Now do you have actual evidence that surgeries are happening on minors?
How do you know? There are stories where kids do one appointment with a doctor and are diagnosed. You are making claims that are not provable. I am good at math and i can tell you that if the majority of kids that think they are trans later desist then a good sized portion of them are getting meds. How many kids could get meds they should not have before giving meds to kids is banned?
Go back and reread what I said.
Without a gender dysphoria diagnosis gender affirming care does not happen. When there is a medical diagnosis, desistance rates are very low.
I know because it takes a diagnosis to get hormone blockers. They’re a prescription medication. How do you not understand this?
Lets say I believe, how many are misdiagnosed? Its obviously not zero, so what is the number?
We don’t know what that number is as the studies have methodological issues. As I already stated.

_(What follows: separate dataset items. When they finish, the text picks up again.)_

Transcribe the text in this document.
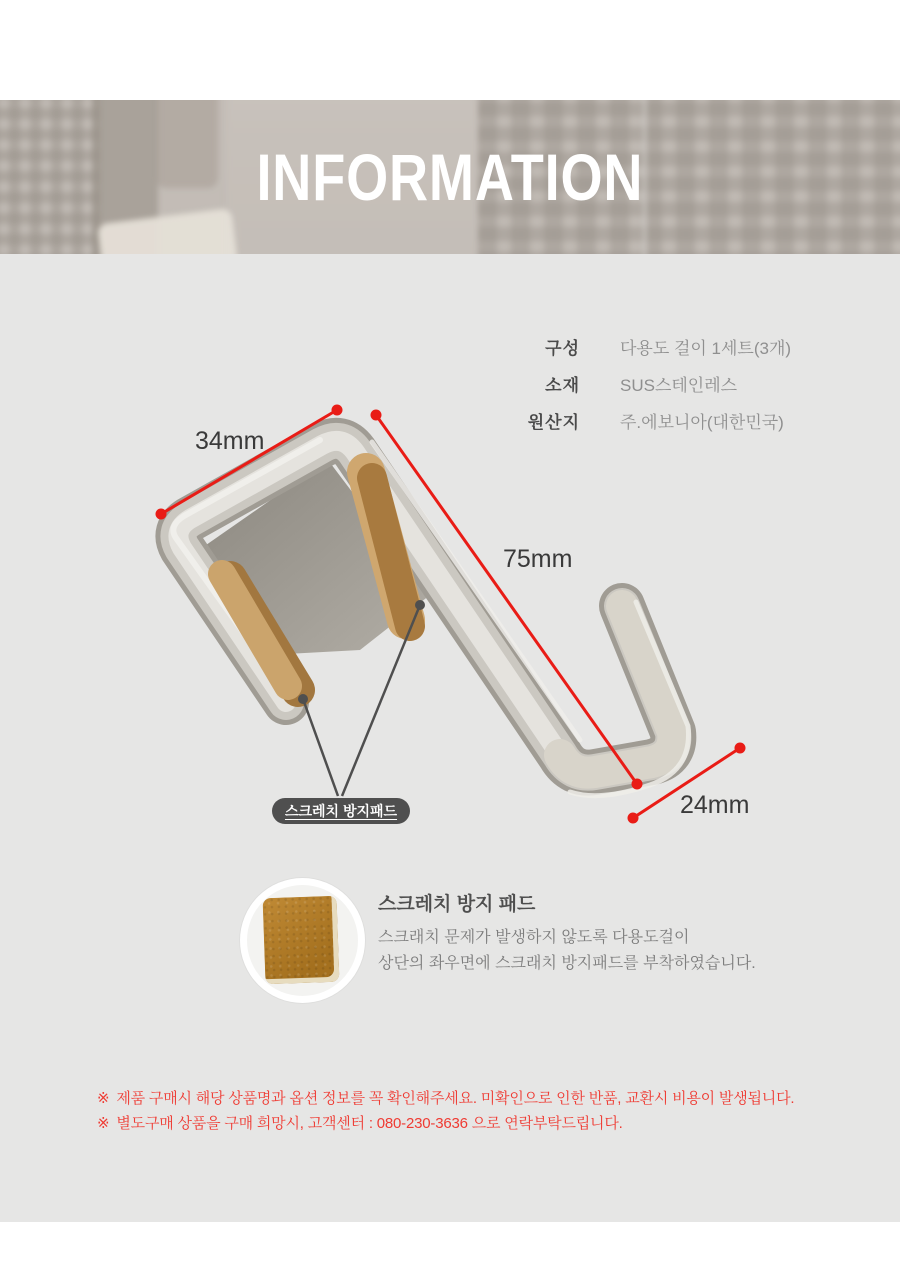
INFORMATION
구성 다용도 걸이 1세트(3개)
소재 SUS스테인레스
원산지 주.에보니아(대한민국)
34mm
75mm
24mm
스크레치 방지패드
스크레치 방지 패드
스크래치 문제가 발생하지 않도록 다용도걸이
상단의 좌우면에 스크래치 방지패드를 부착하였습니다.
※ 제품 구매시 해당 상품명과 옵션 정보를 꼭 확인해주세요. 미확인으로 인한 반품, 교환시 비용이 발생됩니다.
※ 별도구매 상품을 구매 희망시, 고객센터 : 080-230-3636 으로 연락부탁드립니다.
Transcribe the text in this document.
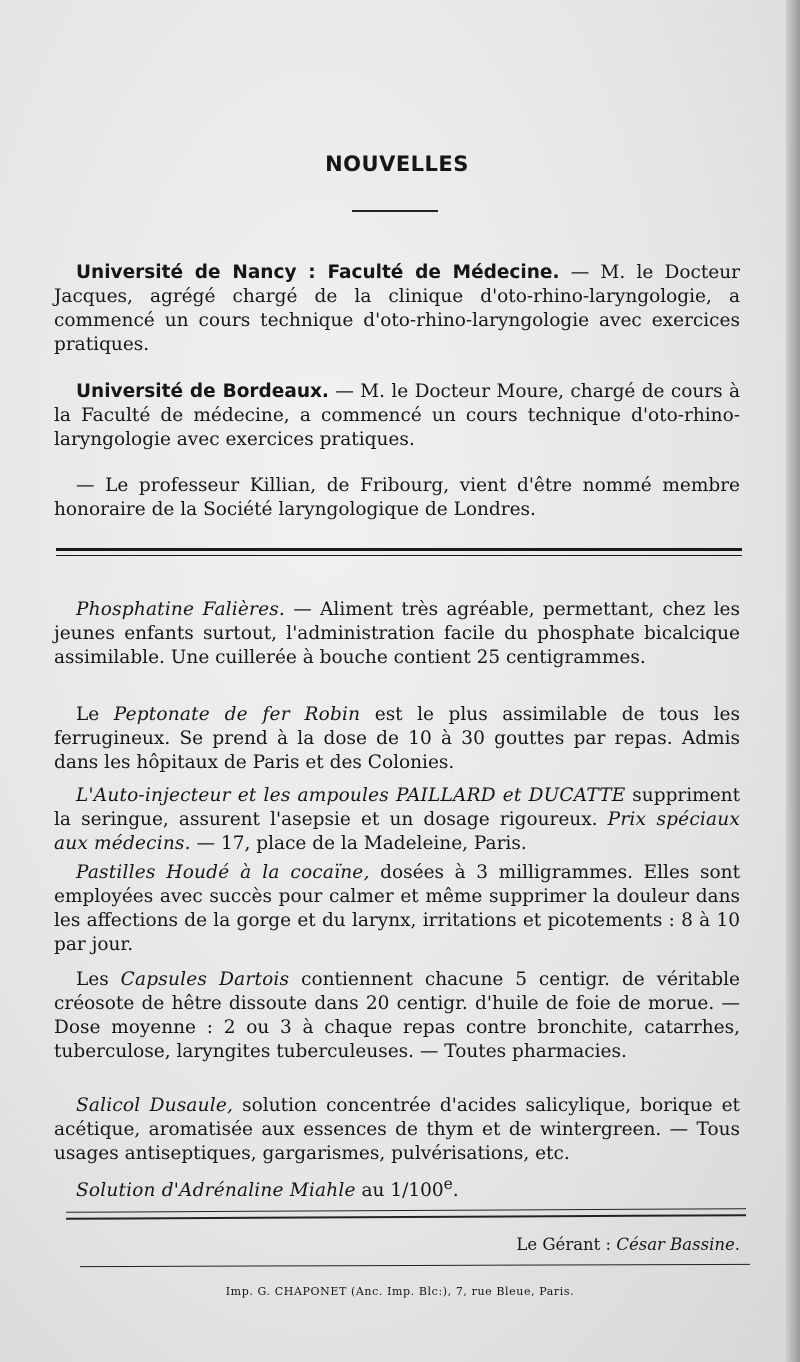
NOUVELLES

Université de Nancy : Faculté de Médecine. — M. le Docteur Jacques, agrégé chargé de la clinique d'oto-rhino-laryngologie, a commencé un cours technique d'oto-rhino-laryngologie avec exercices pratiques.

Université de Bordeaux. — M. le Docteur Moure, chargé de cours à la Faculté de médecine, a commencé un cours technique d'oto-rhino-laryngologie avec exercices pratiques.

— Le professeur Killian, de Fribourg, vient d'être nommé membre honoraire de la Société laryngologique de Londres.

Phosphatine Falières. — Aliment très agréable, permettant, chez les jeunes enfants surtout, l'administration facile du phosphate bicalcique assimilable. Une cuillerée à bouche contient 25 centigrammes.

Le Peptonate de fer Robin est le plus assimilable de tous les ferrugineux. Se prend à la dose de 10 à 30 gouttes par repas. Admis dans les hôpitaux de Paris et des Colonies.

L'Auto-injecteur et les ampoules PAILLARD et DUCATTE suppriment la seringue, assurent l'asepsie et un dosage rigoureux. Prix spéciaux aux médecins. — 17, place de la Madeleine, Paris.

Pastilles Houdé à la cocaïne, dosées à 3 milligrammes. Elles sont employées avec succès pour calmer et même supprimer la douleur dans les affections de la gorge et du larynx, irritations et picotements : 8 à 10 par jour.

Les Capsules Dartois contiennent chacune 5 centigr. de véritable créosote de hêtre dissoute dans 20 centigr. d'huile de foie de morue. — Dose moyenne : 2 ou 3 à chaque repas contre bronchite, catarrhes, tuberculose, laryngites tuberculeuses. — Toutes pharmacies.

Salicol Dusaule, solution concentrée d'acides salicylique, borique et acétique, aromatisée aux essences de thym et de wintergreen. — Tous usages antiseptiques, gargarismes, pulvérisations, etc.

Solution d'Adrénaline Miahle au 1/100e.

Le Gérant : César Bassine.
Imp. G. CHAPONET (Anc. Imp. Blc:), 7, rue Bleue, Paris.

But say it’s 10% and the suicide rate for youth with gender dyphoria is 20%. If you have 100 patients with gender dysphoria and you treat no one, 20 kids die. If you treat everyone all 100 kids live and 10 regret being put on hormones.
In this case doing nothing causes the most harm. Do no harm includes harm reduction and harms caused by not acting.
The Dr in this situation has an ethical duty to treat all of the patients. Even if desistance is a risk for some. Because death is the risk of doing nothing.